In Q3, Strategy generated an operating margin profit margin of 3,023%, up 3,396.1 percentage points year on year. The increase was solid, and because its operating margin rose more than its gross margin, we can infer it was more efficient with expenses such as marketing, R&D, and administrative overhead.
In the coming year, Wall Street expects Strategy to become more profitable. Analysts are expecting the company’s trailing 12-month operating margin of 2,313% to rise to 2,937%.
8. Cash Is King
If you’ve followed StockStory for a while, you know we emphasize free cash flow. Why, you ask? We believe that in the end, cash is king, and you can’t use accounting profits to pay the bills.
Strategy’s demanding reinvestments have drained its resources over the last year, putting it in a pinch and limiting its ability to return capital to investors. Its free cash flow margin averaged negative 29%, meaning it lit $29.03 of cash on fire for every $100 in revenue. This is a stark contrast from its operating margin, and its investments (i.e., stocking inventory, building new facilities) are the primary culprit.

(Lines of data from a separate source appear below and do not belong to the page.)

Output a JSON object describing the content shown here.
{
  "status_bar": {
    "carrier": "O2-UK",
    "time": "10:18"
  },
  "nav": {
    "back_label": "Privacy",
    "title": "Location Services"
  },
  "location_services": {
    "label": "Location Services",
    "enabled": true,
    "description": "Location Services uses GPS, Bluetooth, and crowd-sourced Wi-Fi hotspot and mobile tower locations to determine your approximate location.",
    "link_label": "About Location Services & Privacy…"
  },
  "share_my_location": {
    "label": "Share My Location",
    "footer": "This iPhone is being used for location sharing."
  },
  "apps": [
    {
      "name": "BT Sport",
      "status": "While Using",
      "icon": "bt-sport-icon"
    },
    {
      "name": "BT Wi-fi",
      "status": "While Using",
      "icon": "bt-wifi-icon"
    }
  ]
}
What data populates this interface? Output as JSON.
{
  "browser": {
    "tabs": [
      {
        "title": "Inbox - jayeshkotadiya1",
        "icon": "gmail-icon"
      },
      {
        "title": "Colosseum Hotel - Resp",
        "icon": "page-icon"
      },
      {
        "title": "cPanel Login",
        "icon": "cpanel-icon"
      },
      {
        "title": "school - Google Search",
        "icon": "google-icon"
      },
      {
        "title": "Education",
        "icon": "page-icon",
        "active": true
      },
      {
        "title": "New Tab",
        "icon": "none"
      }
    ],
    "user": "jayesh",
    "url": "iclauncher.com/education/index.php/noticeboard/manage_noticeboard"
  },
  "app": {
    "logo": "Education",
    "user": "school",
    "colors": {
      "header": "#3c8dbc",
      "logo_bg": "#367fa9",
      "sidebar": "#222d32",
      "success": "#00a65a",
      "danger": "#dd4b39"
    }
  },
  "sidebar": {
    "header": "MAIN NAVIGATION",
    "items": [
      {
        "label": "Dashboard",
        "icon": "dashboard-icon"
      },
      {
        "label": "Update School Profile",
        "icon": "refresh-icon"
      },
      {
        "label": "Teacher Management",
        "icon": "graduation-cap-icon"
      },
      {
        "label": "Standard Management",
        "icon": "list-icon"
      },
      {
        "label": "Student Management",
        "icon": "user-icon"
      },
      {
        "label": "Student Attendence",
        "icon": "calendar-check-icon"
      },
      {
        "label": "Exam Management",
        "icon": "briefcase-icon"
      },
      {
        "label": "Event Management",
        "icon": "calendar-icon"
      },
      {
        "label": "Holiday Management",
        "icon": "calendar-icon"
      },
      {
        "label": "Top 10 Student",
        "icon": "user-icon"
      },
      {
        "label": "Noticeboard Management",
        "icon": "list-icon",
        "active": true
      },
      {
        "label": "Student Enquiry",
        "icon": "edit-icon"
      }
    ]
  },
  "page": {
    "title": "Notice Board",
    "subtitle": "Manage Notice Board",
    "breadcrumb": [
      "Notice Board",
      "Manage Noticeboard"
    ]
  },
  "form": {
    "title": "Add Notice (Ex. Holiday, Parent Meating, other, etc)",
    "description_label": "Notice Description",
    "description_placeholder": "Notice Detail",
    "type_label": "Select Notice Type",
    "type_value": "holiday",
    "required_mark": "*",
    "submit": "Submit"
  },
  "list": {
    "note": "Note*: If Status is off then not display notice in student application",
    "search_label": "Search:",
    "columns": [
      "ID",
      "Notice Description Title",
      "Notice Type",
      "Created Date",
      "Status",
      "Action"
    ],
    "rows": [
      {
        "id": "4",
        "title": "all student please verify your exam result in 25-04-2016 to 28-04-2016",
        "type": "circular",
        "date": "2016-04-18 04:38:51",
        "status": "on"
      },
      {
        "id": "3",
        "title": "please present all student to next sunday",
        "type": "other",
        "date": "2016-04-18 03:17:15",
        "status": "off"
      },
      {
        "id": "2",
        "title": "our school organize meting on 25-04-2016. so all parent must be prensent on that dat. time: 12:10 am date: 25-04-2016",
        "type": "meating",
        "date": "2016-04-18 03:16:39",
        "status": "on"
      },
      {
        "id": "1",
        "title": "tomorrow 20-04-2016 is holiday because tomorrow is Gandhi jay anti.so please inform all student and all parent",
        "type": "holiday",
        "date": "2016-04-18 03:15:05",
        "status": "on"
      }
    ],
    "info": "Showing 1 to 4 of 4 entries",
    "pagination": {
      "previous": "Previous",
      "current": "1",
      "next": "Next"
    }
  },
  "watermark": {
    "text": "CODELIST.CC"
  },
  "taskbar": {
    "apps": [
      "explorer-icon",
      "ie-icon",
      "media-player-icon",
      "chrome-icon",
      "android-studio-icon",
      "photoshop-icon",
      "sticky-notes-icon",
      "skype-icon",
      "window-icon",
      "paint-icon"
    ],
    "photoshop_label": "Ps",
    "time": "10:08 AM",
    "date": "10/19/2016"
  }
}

Strategy burned through $45.61 million of cash in Q3, equivalent to a negative 35.4% margin. The company’s cash burn was similar to its $41.39 million of lost cash in the same quarter last year.
9. Key Takeaways from Strategy’s Q3 Results
We were impressed by Strategy’s optimistic full-year EPS guidance, which blew past analysts’ expectations. We were also glad its revenue and EPS outperformed Wall Street’s estimates. Zooming out, we think this quarter featured some important positives. The stock traded up 2.6% to $260.76 immediately following the results.
10. Is Now The Time To Buy Strategy?
Updated: October 30, 2025 at 11:51 PM EDT
Are you wondering whether to buy Strategy or pass? We urge investors to not only consider the latest earnings results but also longer-term business quality and valuation as well.
We cheer for all companies solving complex business issues, but in the case of Strategy, we’ll be cheering from the sidelines. To begin with, its revenue has declined over the last five years. And while its impressive operating margins show it has a highly efficient business model, the downside is its growth is coming at the cost of significant cash burn. On top of that, its gross margin is below our standards.
Strategy’s price-to-sales ratio based on the next 12 months is 164.4x. At this valuation, there’s a lot of good news priced in - we think there are better stocks to buy right now.
Wall Street analysts have a consensus one-year price target of $554.36 on the company (compared to the current share price of $269.20).
Although the price target is bullish, readers should exercise caution because analysts tend to be overly optimistic. The firms they work for, often big banks, have relationships with companies that extend into fundraising, M&A advisory, and other rewarding business lines. As a result, they typically hesitate to say bad things for fear they will lose out. We at StockStory do not suffer from such conflicts of interest, so we’ll always tell it like it is.